Juul- Introduction
The article, “Introduction” by Juul, discusses video games. He begins by discussing how video games are in a sense half-real. This is because video games are real in that they consist of real rules, and winning or losing the game is a real event. They are not real however, in that the player wins by slaying a dragon, and a dragon is not real but fictional. Juul discusses how this interaction between real and non-real worlds makes for an interesting game because the player has to follow real rules by also creating a fictional setting.
Juul then discusses the history of the video game. The very first video game was “Spacewar!” He discusses that instead of asking whether video games are old or new, but how video games are games, and what characteristics they take from non-electronic games, and how they are different from traditional game forms.
Juul uses one section to describe video games as rules. He says that rules provide the player with challenges. He talks about Emergence, which is the primordial game structure, where a game is specified as a small number of rules that combine and yield large numbers of game variations, each one requiring the players to design different strategies.

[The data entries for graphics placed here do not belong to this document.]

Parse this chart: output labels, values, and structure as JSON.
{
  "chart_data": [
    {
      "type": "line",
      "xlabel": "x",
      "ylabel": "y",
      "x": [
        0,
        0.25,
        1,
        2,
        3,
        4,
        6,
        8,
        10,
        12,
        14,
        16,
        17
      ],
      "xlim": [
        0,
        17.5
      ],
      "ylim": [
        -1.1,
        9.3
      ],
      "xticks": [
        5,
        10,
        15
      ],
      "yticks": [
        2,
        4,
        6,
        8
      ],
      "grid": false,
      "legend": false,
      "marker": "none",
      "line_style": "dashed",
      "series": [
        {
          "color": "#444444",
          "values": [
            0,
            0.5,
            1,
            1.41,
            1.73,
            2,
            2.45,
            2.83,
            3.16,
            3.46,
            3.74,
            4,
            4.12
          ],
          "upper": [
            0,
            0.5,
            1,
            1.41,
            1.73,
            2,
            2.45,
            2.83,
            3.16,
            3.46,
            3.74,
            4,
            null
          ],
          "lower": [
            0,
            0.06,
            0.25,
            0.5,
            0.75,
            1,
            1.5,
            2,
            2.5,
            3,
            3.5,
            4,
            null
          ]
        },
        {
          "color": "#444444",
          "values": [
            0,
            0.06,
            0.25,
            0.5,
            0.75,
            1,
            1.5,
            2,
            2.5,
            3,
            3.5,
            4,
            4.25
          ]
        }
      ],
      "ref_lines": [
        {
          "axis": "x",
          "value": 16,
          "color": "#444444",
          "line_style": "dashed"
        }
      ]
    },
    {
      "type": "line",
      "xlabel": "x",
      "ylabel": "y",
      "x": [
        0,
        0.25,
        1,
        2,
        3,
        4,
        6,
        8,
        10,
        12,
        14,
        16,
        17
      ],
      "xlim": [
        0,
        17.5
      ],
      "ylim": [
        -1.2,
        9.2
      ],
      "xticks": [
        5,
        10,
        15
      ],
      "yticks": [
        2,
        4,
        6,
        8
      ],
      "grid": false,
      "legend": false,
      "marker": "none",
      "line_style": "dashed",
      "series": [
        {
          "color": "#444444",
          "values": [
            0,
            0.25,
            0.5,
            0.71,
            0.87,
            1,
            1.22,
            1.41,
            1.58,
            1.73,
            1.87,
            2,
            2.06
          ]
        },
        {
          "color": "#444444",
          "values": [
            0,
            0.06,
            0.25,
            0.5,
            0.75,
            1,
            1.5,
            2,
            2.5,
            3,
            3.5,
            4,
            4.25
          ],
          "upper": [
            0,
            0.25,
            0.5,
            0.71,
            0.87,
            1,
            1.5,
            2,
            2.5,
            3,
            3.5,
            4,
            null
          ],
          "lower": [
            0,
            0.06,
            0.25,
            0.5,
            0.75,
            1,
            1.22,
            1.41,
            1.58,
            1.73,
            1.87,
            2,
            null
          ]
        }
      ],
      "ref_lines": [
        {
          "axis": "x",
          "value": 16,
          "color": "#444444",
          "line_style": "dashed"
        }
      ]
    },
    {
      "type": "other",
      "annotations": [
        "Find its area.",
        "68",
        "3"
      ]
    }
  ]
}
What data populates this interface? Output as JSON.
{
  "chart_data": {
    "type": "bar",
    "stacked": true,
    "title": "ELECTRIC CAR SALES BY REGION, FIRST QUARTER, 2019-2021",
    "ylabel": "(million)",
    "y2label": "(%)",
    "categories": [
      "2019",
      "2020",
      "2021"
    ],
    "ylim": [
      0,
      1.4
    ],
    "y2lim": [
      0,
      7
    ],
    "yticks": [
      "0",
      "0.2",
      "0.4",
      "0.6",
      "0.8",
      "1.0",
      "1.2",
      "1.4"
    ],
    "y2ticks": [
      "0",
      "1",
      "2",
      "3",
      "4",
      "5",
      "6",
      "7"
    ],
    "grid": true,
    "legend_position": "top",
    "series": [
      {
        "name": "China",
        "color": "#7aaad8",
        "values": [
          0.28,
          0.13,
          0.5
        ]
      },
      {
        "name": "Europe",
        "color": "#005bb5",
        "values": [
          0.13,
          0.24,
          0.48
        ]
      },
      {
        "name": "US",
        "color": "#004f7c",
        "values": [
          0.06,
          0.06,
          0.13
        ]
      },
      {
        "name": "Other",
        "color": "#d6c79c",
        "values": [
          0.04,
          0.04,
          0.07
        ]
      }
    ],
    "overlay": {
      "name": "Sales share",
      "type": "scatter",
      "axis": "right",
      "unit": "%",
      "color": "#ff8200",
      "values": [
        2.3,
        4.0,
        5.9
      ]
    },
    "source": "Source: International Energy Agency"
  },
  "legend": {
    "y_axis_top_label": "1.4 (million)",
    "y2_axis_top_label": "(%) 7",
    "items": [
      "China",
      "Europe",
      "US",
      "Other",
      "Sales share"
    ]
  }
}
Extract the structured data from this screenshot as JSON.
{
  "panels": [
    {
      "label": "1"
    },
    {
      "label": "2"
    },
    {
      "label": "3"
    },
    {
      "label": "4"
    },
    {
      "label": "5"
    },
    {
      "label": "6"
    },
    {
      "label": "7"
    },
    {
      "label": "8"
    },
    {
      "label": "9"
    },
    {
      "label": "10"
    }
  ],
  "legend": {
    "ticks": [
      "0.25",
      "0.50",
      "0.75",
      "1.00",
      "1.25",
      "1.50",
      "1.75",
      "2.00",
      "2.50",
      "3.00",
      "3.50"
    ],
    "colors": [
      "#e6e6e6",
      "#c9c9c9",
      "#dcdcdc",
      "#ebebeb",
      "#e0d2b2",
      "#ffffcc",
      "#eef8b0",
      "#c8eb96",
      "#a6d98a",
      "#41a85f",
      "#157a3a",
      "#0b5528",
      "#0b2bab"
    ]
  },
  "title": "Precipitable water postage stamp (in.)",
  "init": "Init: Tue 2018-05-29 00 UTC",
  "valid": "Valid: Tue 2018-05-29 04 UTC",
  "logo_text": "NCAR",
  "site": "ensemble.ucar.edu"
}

Juul then talks about progression, which is the historically newer structure of video games in which the player has to perform predefined actions in order to complete each level or task.
Juul describes that a game consists of 6 basic things; 1) a rule-based formal system, 2) with variable and quantifiable outcomes, 3) where different outcomes are assigned different values, 4) where the player exerts effort in order to influence the outcome, 5) the player feels emotionally attached to the outcome, and 6) the consequences of the activity are optional and negotiable.
This made me think back to the class discussion we had about Myst. Myst was the first major video game to become very popular in the US. This videogame is a clear example of how the player must follow certain rules in order to complete levels, eventually getting to the end of the game. Also, it proves that each player can have a completely different experience while playing the exact same game, and that depending upon which rules you follow, the end results of the game can be totally different.